Testface, the brainchild of David Snider, hails from central Oregon, via years of winters in the cold woods of New Hampshire. Almost a decade of woodsheding and selectively chiseling out songs in the shadows produced this years "doctor won't you get us to dawn".For this release he has harbored an arsenal of trusted friends made up of local indie accomplices and academic monsters to create a surprisingly different kind of album. Parts psychfolk parts experimental Americana, the songs are spacious and lonesome with a deep yearning for solace. Testface is poignant, wounded, and endlessly searching.
From an early age he was exposed to grave hymnal stanzas on Sunday mornings, the quirky accordion playing of his eccentric Swedish mother and the solemn dark madrigals of his German composer father. His first full-length, excluding years of mailed cassettes to colleagues, was titled "What To Cut" . Self-released in 1998, this bare bones haunting treasure has slowly received underground acclaim. A Tascam sketchbook of sunlight captured in various bedrooms, it paints fragile acoustic heartbreak with the tiniest of pop-hooks and the expanse of a national forest.
The live shows are sometimes quiet ghostly guitars with naked nerves exposed, while lately the full band shows have been wide sweeping walls of sound with his powerful yet unpredictable ensemble. This prolific artist is a gasp of cold fresh air and his deeply affecting music will leave you with a feeling of hope in your gut.
"While Snider's lyrics are often inscrutable they contribute to an atmosphere that feels like a musical snowdrift, subject to the whiteouts of his emotional tableau."
- The Eugene Weekly
Doctor Won't Get Us To Dawn instead trades in quiet organic bleakness while teasing the boundaries of pop folk music... Equal parts YHF-esque Wilco and Americana-tinged Moon Safari-era Air, Testface succeeds in presenting an album of solid, memorable songs that are performed and recorded with meticulous, ambitious care... While second, third, and fourth listens (preferably with headphones) are required to really appreciate Testface's cottage industry art pop, time invested will unearth a surprisingly fertile little gem.
It is the care and attention to unmatched detail that makes albums like these (the rare, the few, the obsolete) so fucking brilliant - the way a vocal is placed just below the drums, but around the keys (see: "picture picture"), or placing the vocals down in a well that is shared by an acoustic guitar and a trail of barely audible feedback ("hold on merry go round" - the track that reveals the albums title line). One of the finest 2005 will reveal.
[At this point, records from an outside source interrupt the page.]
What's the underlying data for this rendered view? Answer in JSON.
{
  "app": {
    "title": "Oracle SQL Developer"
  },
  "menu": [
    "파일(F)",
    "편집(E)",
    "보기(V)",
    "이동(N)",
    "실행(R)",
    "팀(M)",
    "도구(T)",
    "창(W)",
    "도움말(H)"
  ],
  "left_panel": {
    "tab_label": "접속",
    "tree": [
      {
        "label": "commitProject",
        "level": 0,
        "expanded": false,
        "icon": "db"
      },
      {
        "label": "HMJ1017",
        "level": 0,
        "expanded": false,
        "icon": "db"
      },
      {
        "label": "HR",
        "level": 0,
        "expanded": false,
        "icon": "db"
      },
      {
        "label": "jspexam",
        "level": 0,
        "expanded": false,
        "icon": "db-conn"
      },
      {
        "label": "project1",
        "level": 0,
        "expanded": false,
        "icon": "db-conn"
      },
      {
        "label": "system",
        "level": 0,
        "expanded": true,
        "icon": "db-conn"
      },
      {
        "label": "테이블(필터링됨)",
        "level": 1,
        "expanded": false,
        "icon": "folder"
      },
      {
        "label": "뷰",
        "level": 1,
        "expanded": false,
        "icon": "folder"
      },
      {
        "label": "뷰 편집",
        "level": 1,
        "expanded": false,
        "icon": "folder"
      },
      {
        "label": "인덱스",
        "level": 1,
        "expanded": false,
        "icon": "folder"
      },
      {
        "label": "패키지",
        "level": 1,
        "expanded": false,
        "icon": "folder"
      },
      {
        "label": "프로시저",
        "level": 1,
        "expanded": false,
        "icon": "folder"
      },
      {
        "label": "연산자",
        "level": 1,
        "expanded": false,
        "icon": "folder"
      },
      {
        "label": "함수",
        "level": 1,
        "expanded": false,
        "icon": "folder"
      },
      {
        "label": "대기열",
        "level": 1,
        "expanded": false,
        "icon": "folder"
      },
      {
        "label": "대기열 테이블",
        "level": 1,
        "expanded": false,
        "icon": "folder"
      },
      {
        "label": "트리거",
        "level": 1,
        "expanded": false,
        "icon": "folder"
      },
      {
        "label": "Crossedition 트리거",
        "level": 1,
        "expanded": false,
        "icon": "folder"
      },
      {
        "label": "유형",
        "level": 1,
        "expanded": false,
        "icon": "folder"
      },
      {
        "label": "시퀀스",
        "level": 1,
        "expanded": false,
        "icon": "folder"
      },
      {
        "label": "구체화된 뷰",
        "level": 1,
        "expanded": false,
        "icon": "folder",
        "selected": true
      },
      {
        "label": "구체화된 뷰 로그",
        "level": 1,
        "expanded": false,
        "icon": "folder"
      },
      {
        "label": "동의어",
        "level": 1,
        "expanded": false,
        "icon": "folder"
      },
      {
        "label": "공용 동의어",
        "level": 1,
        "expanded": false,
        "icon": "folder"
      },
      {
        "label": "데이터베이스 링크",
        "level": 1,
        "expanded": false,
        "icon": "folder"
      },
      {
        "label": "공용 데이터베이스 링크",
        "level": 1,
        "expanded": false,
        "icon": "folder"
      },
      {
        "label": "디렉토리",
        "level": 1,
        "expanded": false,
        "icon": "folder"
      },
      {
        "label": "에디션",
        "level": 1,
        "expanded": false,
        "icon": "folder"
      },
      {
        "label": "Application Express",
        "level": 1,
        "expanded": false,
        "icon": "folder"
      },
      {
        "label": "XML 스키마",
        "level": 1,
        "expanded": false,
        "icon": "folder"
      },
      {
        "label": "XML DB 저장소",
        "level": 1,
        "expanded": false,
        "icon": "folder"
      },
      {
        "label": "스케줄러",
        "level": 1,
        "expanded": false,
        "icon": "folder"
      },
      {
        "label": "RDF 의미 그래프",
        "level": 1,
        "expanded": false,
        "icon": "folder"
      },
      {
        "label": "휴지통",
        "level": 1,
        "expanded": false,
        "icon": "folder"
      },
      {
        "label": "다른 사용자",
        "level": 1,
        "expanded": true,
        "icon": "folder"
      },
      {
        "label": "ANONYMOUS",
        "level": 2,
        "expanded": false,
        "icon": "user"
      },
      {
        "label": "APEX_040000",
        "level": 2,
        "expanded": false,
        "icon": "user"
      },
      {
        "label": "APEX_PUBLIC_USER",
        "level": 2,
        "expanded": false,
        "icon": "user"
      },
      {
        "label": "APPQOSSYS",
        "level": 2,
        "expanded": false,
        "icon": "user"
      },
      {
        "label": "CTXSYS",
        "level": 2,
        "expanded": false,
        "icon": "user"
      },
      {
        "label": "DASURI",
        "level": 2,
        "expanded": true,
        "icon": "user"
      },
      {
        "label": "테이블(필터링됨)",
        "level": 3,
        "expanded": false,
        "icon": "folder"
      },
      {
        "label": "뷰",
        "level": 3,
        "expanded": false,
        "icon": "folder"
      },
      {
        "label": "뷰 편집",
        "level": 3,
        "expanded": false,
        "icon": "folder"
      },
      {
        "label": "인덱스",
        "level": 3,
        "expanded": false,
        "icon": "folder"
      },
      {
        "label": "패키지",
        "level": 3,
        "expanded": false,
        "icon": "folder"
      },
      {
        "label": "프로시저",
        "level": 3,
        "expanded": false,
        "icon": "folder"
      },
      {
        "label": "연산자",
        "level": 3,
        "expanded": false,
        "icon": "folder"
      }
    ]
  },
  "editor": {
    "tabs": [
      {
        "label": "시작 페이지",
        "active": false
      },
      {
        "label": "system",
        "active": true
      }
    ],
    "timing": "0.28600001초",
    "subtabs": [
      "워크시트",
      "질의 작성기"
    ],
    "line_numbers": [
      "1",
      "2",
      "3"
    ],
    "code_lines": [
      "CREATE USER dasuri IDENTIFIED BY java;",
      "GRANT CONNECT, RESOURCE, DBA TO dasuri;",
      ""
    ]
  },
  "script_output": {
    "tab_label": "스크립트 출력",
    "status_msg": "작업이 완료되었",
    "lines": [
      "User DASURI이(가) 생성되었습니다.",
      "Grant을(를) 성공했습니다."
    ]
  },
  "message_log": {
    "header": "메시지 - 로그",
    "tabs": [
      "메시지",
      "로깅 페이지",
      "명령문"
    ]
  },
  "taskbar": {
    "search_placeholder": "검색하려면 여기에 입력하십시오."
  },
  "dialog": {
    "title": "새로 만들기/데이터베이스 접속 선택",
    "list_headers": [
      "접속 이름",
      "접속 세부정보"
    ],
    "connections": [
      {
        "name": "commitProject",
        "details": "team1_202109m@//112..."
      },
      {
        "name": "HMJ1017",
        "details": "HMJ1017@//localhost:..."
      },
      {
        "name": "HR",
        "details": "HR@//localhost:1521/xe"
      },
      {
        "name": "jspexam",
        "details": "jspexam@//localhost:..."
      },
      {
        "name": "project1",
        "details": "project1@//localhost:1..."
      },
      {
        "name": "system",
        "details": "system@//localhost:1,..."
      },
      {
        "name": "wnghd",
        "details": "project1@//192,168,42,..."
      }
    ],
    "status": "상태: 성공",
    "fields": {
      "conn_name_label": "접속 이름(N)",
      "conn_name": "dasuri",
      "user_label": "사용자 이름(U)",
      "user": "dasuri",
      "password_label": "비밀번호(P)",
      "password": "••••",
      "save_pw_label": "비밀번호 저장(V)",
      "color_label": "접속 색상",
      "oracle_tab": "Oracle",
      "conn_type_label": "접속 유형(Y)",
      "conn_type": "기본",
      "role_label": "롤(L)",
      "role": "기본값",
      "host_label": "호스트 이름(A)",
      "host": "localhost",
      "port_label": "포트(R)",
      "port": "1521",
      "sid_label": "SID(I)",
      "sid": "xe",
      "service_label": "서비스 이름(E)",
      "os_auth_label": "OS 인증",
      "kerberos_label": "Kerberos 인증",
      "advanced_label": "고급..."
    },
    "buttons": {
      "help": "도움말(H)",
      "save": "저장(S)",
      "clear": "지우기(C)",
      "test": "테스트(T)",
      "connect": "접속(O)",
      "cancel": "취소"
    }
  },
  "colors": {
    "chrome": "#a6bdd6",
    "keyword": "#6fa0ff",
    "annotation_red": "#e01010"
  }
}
"The superb hooks, great beats and terrific melodies that span the entire album will insure the a feel good time for all who take in the Snider's sound. And for those who like to dig deeper, get a little more out of the experience, Testface more than provides one with enough sonic and psychological mysteries, puzzles, clues, and other oddities to play with, consider, and try to figure out. One of the great albums of 2005 and with Testface an emerging force in the independent music world... one of those must own records, complete in a gorgeously designed digi-pak as random and rare as the sounds it houses."